Two years ago, the city of San Diego’s Street Division reported that 100 percent of citizen-initiated potholes complaints were repaired within 72 hours of getting the complaint.

Though that measurement is misleading — the city actually fixed the potholes within 72 hours of sending a crew to inspect them, which sometimes took weeks — the city’s performance is getting worse.

The division aimed to have 90 percent of potholes repaired within 72 hours during the 2009 fiscal year, but didn’t. Crews actually repaired 67 percent within the 72-hour window, city officials said.

Hasan Yousef, deputy streets director, said the performance goal is supposed to measure the capabilities of a fully staffed Street Division. The division is part of General Services, which had 46 vacant positions in October.
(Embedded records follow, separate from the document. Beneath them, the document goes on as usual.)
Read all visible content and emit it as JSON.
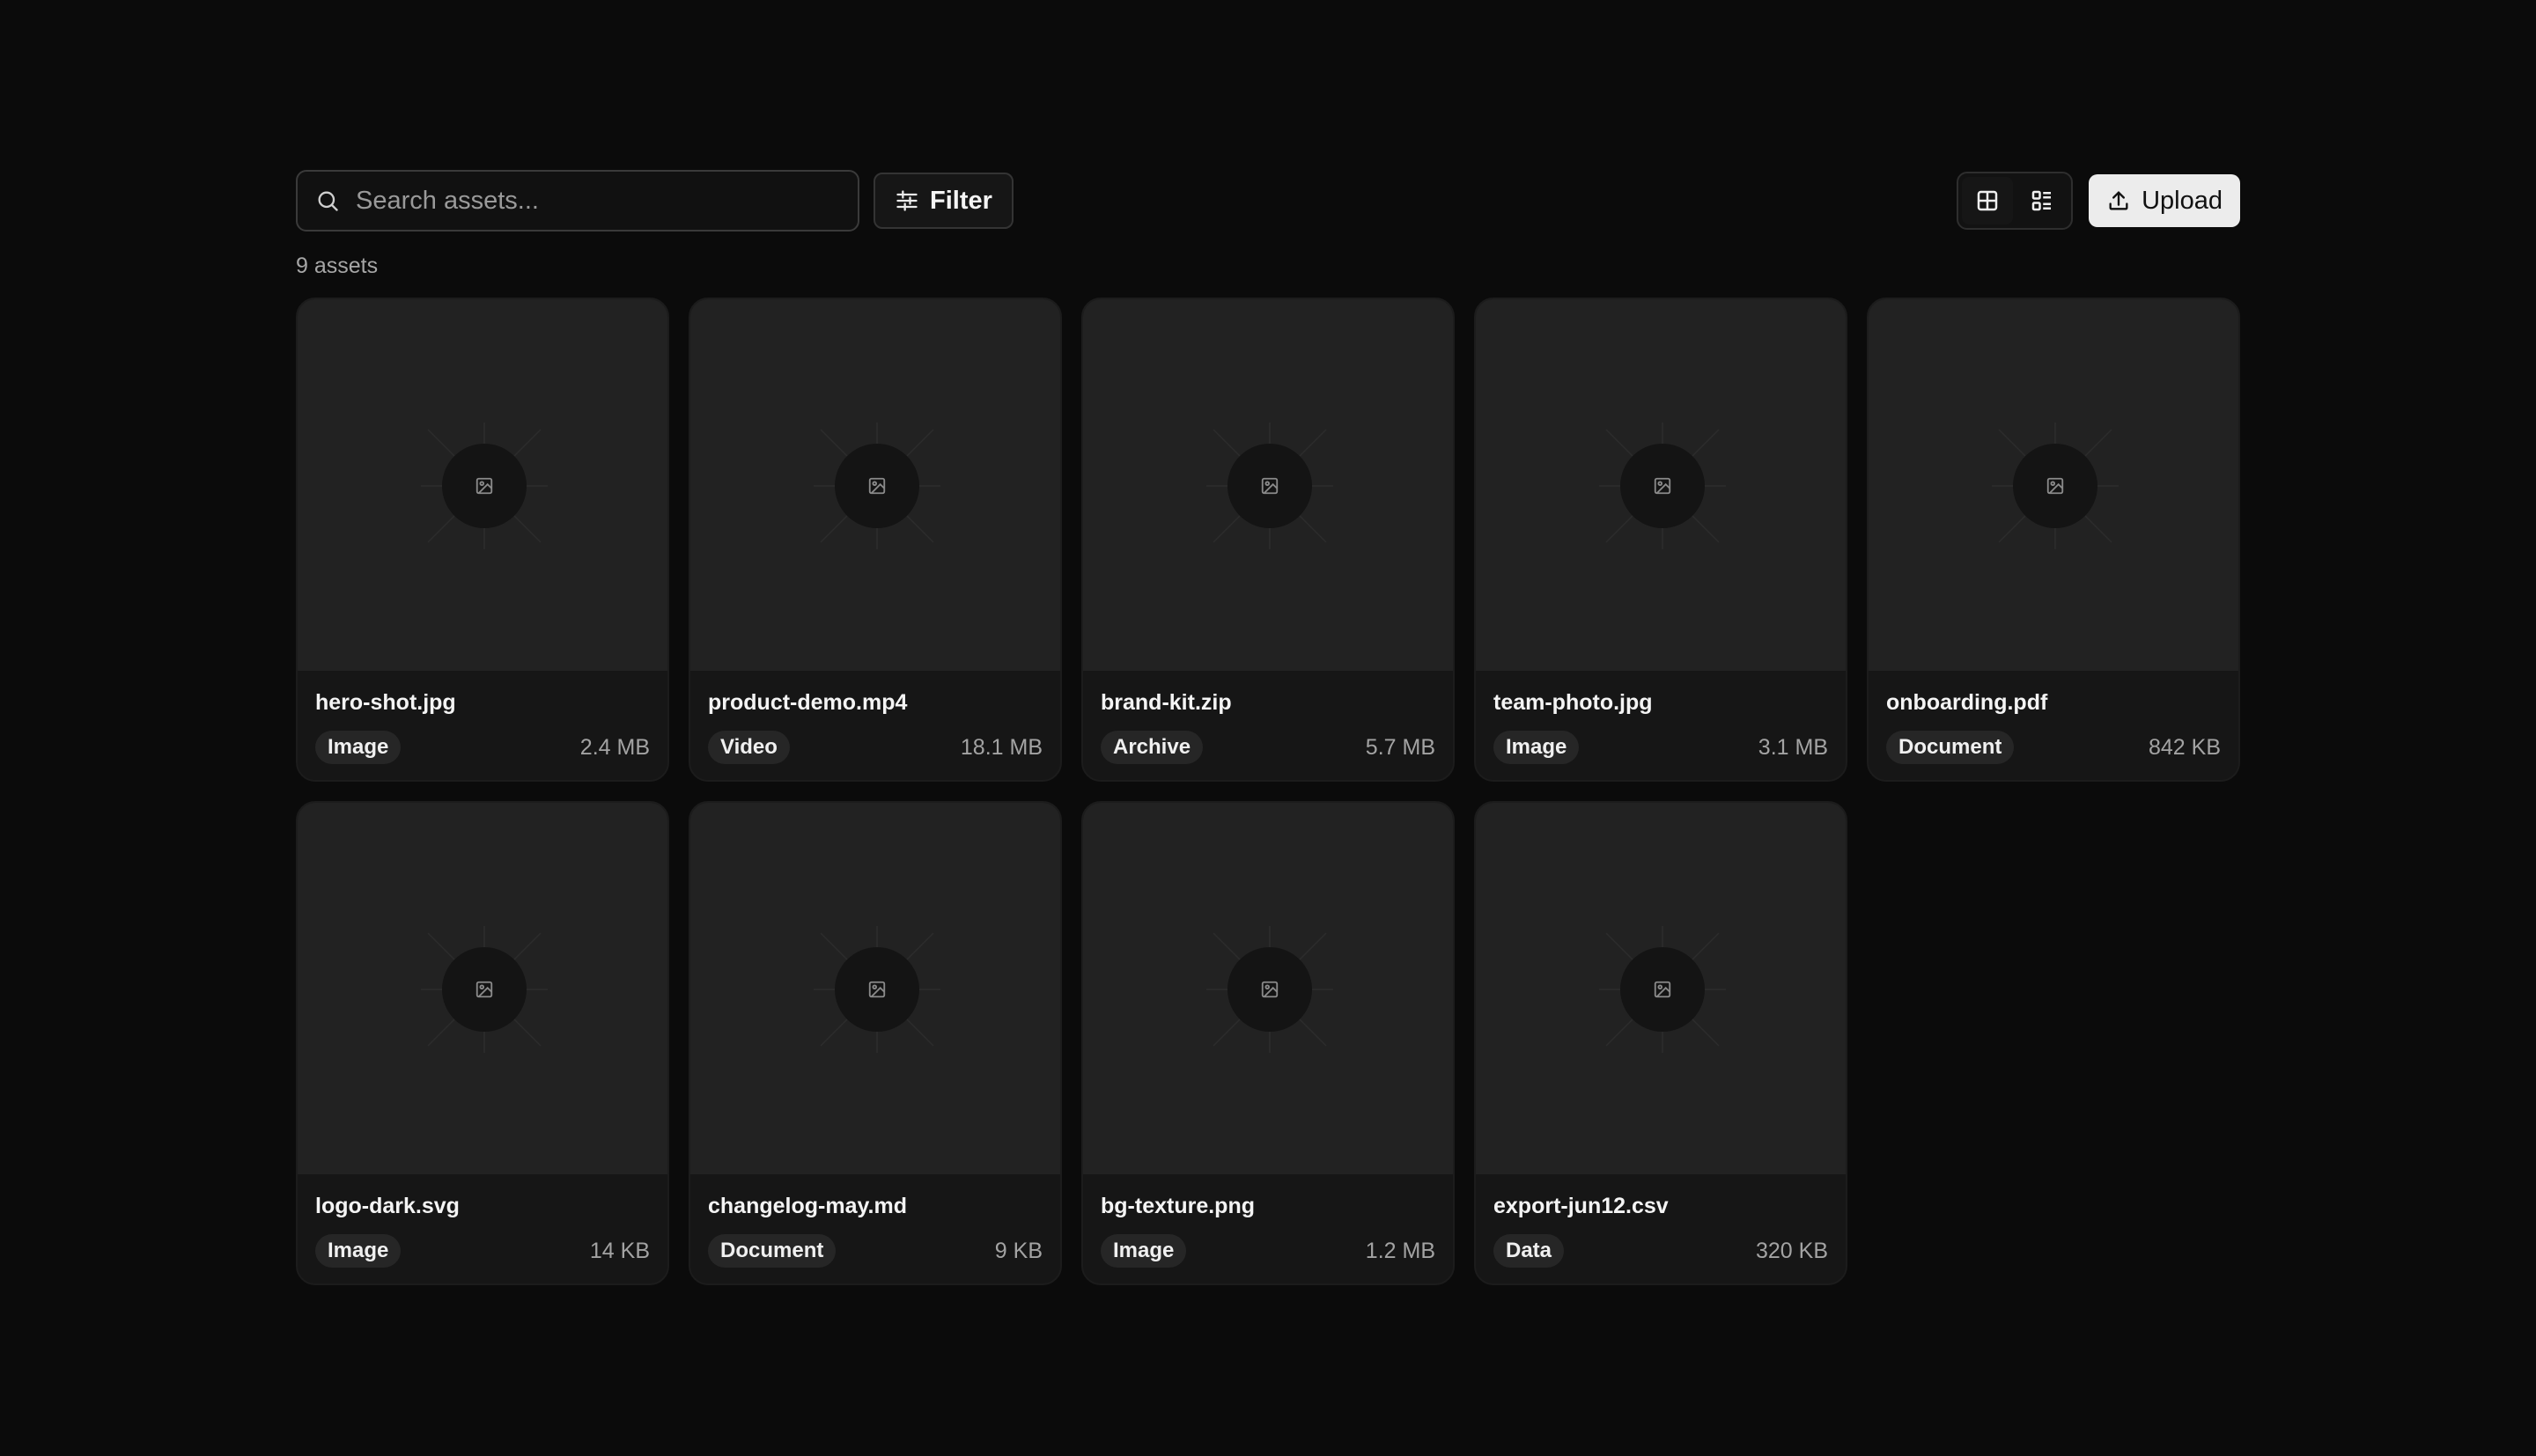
{
  "toolbar": {
    "search_placeholder": "Search assets...",
    "search_value": "",
    "filter_label": "Filter",
    "upload_label": "Upload",
    "view_modes": [
      "grid",
      "list"
    ],
    "active_view": "grid"
  },
  "count_label": "9 assets",
  "assets": [
    {
      "name": "hero-shot.jpg",
      "type": "Image",
      "size": "2.4 MB"
    },
    {
      "name": "product-demo.mp4",
      "type": "Video",
      "size": "18.1 MB"
    },
    {
      "name": "brand-kit.zip",
      "type": "Archive",
      "size": "5.7 MB"
    },
    {
      "name": "team-photo.jpg",
      "type": "Image",
      "size": "3.1 MB"
    },
    {
      "name": "onboarding.pdf",
      "type": "Document",
      "size": "842 KB"
    },
    {
      "name": "logo-dark.svg",
      "type": "Image",
      "size": "14 KB"
    },
    {
      "name": "changelog-may.md",
      "type": "Document",
      "size": "9 KB"
    },
    {
      "name": "bg-texture.png",
      "type": "Image",
      "size": "1.2 MB"
    },
    {
      "name": "export-jun12.csv",
      "type": "Data",
      "size": "320 KB"
    }
  ],
  "icons": {
    "search": "search-icon",
    "filter": "sliders-icon",
    "grid_view": "grid-icon",
    "list_view": "list-icon",
    "upload": "upload-icon",
    "thumbnail": "image-placeholder-icon"
  },
  "colors": {
    "background": "#0b0b0b",
    "card": "#161616",
    "thumbnail": "#222222",
    "accent_button": "#ececec"
  }
}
Yousef said previous budget cuts have also hurt the division’s response times. In the 2008 fiscal year, General Services had an annual budget of $193 million. In the 2009 fiscal year, its budget dropped to $175 million. The Street Division also lost 20 positions in those budget cuts.

The already slowing response comes as Mayor Jerry Sanders is proposing further cuts to all city services. Sanders has proposed eliminating seven positions and $11.6 million from General Services.

Mayoral spokesman Darren Pudgil acknowledged the slower response times and said people should expect those changes in city services during an economic slump.

“Of course the city is not going to meet the same performance standards during the recession as they would during a thriving economy,” Pudgil said. “We have downsized city government. We have fewer staff today than we probably have had in a decade. That is going to impact, to some extent, our ability to respond.”